In Shakespeare’s ‘The Tempest’, from which we found our exhibition title, Prospero, the play’s protagonist, creates a deadly storm that punishes his enemies. Throughout the play there are many references to the sea and its relationship to the story and characters. ‘Sea-change’ is a nod to the play, after viewing firsthand Atlantic coast communities having to adapt to enormous changes in the number of perilous ocean events. What we heard from the people that we met there was a consistent sense of foreboding and astonishment that the ocean they have lived on, many for generations, is becoming something they no longer know; a tempest in every sense of the word.

Landscape is both an unconscious and tactile experience and we believe that one of the most compelling aspects of climate change is its profound and disconcerting effect on our species. We feel under threat. Witnessing this change and how it is changing us is a defining moment for us as landscape artists.

Background:

Abandoned industrial places have long been the major subject matter of our art making. For decades, we have been visiting sites looking at the impacts of natural resource development on landscape, including the human history that result from such activities. We work toward illuminating the idea that human industry and landscape are interlinked and believe the natural world is conceptual; “culture before water, wood and rock” (Simon Schama).

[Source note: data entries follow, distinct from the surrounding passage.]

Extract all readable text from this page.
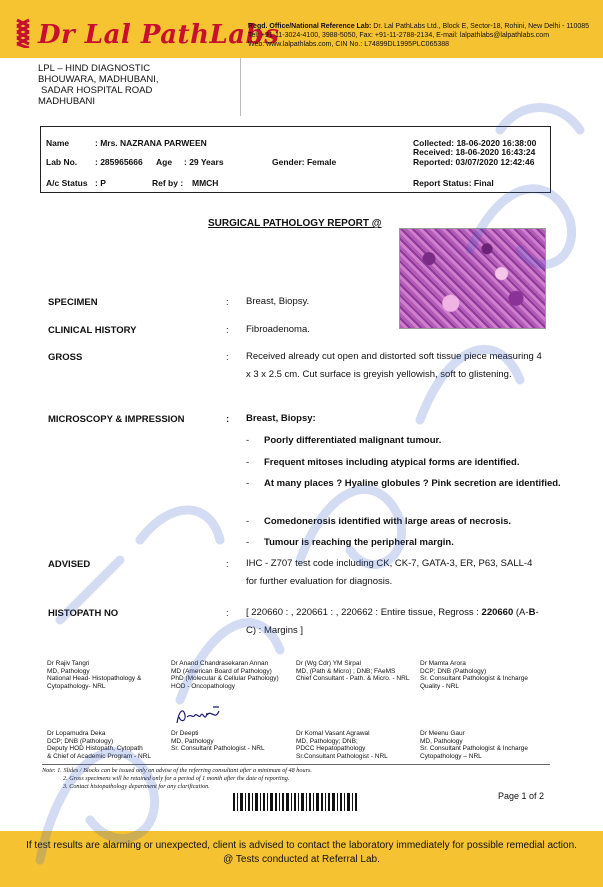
Dr Lal PathLabs
Regd. Office/National Reference Lab: Dr. Lal PathLabs Ltd., Block E, Sector-18, Rohini, New Delhi - 110085
Tel: +91-11-3024-4100, 3988-5050, Fax: +91-11-2788-2134, E-mail: lalpathlabs@lalpathlabs.com
Web: www.lalpathlabs.com, CIN No.: L74899DL1995PLC065388
LPL – HIND DIAGNOSTIC
BHOUWARA, MADHUBANI,
SADAR HOSPITAL ROAD
MADHUBANI
Name	: Mrs. NAZRANA PARWEEN
Lab No. : 285965666 Age : 29 Years	Gender: Female
A/c Status : P	Ref by : MMCH
Collected: 18-06-2020 16:38:00
Received: 18-06-2020 16:43:24
Reported: 03/07/2020 12:42:46
Report Status: Final
SURGICAL PATHOLOGY REPORT @
SPECIMEN	: Breast, Biopsy.
CLINICAL HISTORY	: Fibroadenoma.
GROSS	: Received already cut open and distorted soft tissue piece measuring 4 x 3 x 2.5 cm. Cut surface is greyish yellowish, soft to glistening.
MICROSCOPY & IMPRESSION	: Breast, Biopsy:
- Poorly differentiated malignant tumour.
- Frequent mitoses including atypical forms are identified.
- At many places ? Hyaline globules ? Pink secretion are identified.
- Comedonerosis identified with large areas of necrosis.
- Tumour is reaching the peripheral margin.
ADVISED	: IHC - Z707 test code including CK, CK-7, GATA-3, ER, P63, SALL-4 for further evaluation for diagnosis.
HISTOPATH NO	: [ 220660 : , 220661 : , 220662 : Entire tissue, Regross : 220660 (A-B-C) : Margins ]
Dr Rajiv Tangri
MD, Pathology
National Head- Histopathology &
Cytopathology- NRL
Dr Anand Chandrasekaran Annan
MD (American Board of Pathology)
PhD (Molecular & Cellular Pathology)
HOD - Oncopathology
Dr (Wg Cdr) YM Sirpal
MD, (Path & Micro) ; DNB; FAeMS
Chief Consultant - Path. & Micro. - NRL
Dr Mamta Arora
DCP; DNB (Pathology)
Sr. Consultant Pathologist & Incharge
Quality - NRL
Dr Lopamudra Deka
DCP; DNB (Pathology)
Deputy HOD Histopath, Cytopath
& Chief of Academic Program - NRL
Dr Deepti
MD, Pathology
Sr. Consultant Pathologist - NRL
Dr Komal Vasant Agrawal
MD, Pathology; DNB;
PDCC Hepatopathology
Sr.Consultant Pathologist - NRL
Dr Meenu Gaur
MD, Pathology
Sr. Consultant Pathologist & Incharge
Cytopathology – NRL
Note: 1. Slides / Blocks can be issued only on advise of the referring consultant after a minimum of 48 hours.
2. Gross specimens will be retained only for a period of 1 month after the date of reporting.
3. Contact histopathology department for any clarification.
Page 1 of 2
If test results are alarming or unexpected, client is advised to contact the laboratory immediately for possible remedial action.
@ Tests conducted at Referral Lab.
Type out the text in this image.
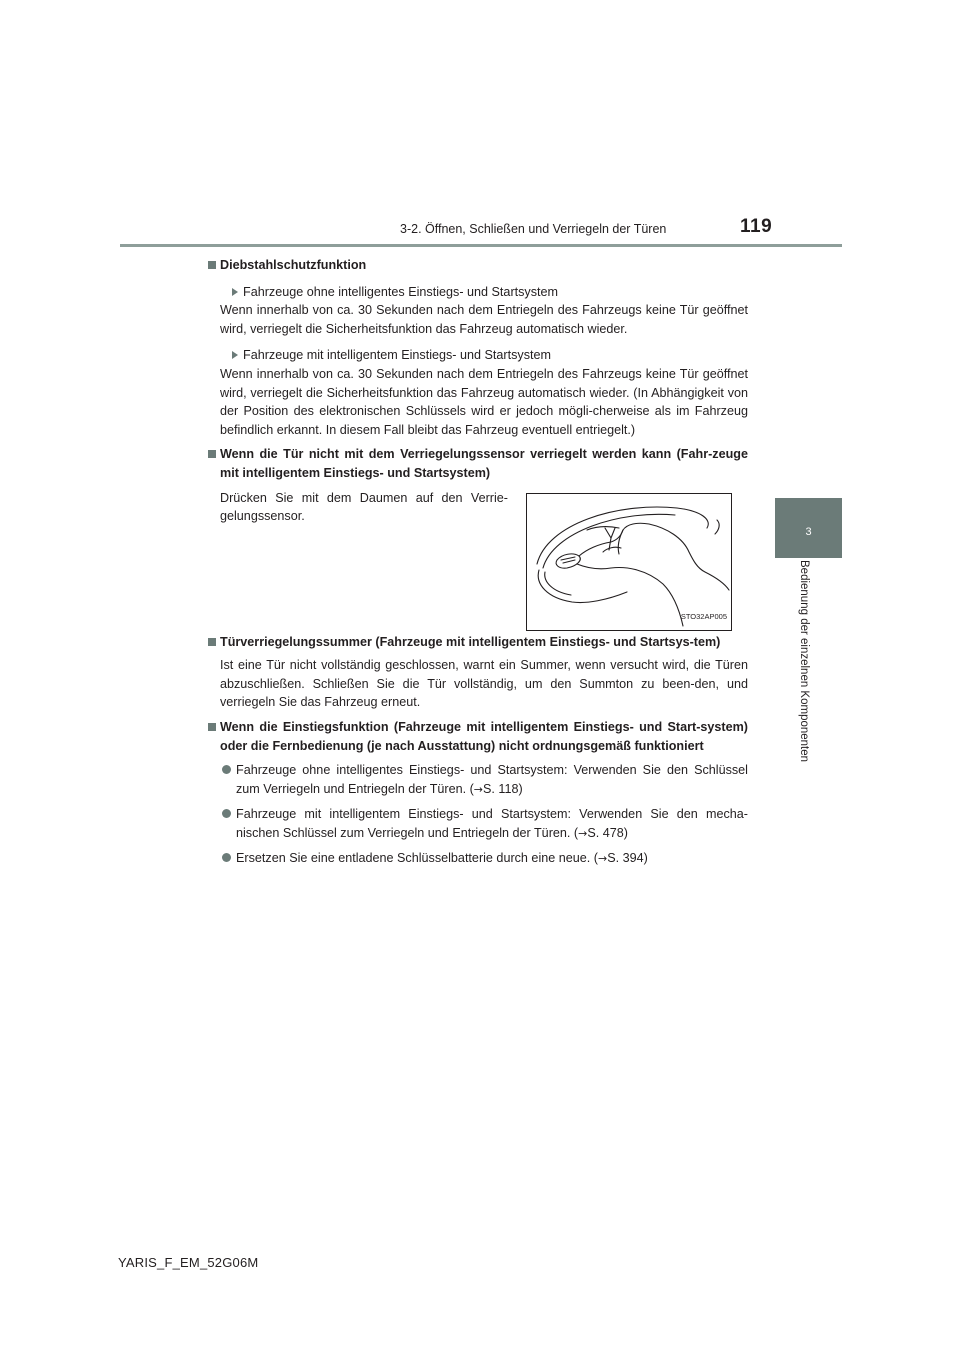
3-2. Öffnen, Schließen und Verriegeln der Türen	119
3
Bedienung der einzelnen Komponenten

Diebstahlschutzfunktion

Fahrzeuge ohne intelligentes Einstiegs- und Startsystem

Wenn innerhalb von ca. 30 Sekunden nach dem Entriegeln des Fahrzeugs keine Tür geöffnet wird, verriegelt die Sicherheitsfunktion das Fahrzeug automatisch wieder.

Fahrzeuge mit intelligentem Einstiegs- und Startsystem

Wenn innerhalb von ca. 30 Sekunden nach dem Entriegeln des Fahrzeugs keine Tür geöffnet wird, verriegelt die Sicherheitsfunktion das Fahrzeug automatisch wieder. (In Abhängigkeit von der Position des elektronischen Schlüssels wird er jedoch mögli-cherweise als im Fahrzeug befindlich erkannt. In diesem Fall bleibt das Fahrzeug eventuell entriegelt.)

Wenn die Tür nicht mit dem Verriegelungssensor verriegelt werden kann (Fahr-zeuge mit intelligentem Einstiegs- und Startsystem)

Drücken Sie mit dem Daumen auf den Verrie-gelungssensor.
STO32AP005

Türverriegelungssummer (Fahrzeuge mit intelligentem Einstiegs- und Startsys-tem)

Ist eine Tür nicht vollständig geschlossen, warnt ein Summer, wenn versucht wird, die Türen abzuschließen. Schließen Sie die Tür vollständig, um den Summton zu been-den, und verriegeln Sie das Fahrzeug erneut.

Wenn die Einstiegsfunktion (Fahrzeuge mit intelligentem Einstiegs- und Start-system) oder die Fernbedienung (je nach Ausstattung) nicht ordnungsgemäß funktioniert

Fahrzeuge ohne intelligentes Einstiegs- und Startsystem: Verwenden Sie den Schlüssel zum Verriegeln und Entriegeln der Türen. (→S. 118)

Fahrzeuge mit intelligentem Einstiegs- und Startsystem: Verwenden Sie den mecha-nischen Schlüssel zum Verriegeln und Entriegeln der Türen. (→S. 478)

Ersetzen Sie eine entladene Schlüsselbatterie durch eine neue. (→S. 394)

YARIS_F_EM_52G06M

Our recent exhibition, (Re)Inventing Landscape at the Tom Thomson Art Gallery in Owen Sound, explored the fact that when Thomson painted, his experience of Algonquin Park was actually a less pristine environment than we experience it today; a place filled with logging activity. We emphasized the point by selecting several of Thomson’s paintings to exhibit with us; highlighting that Canada’s landscape is haunted with our industrial past. This haunting is where our work exists.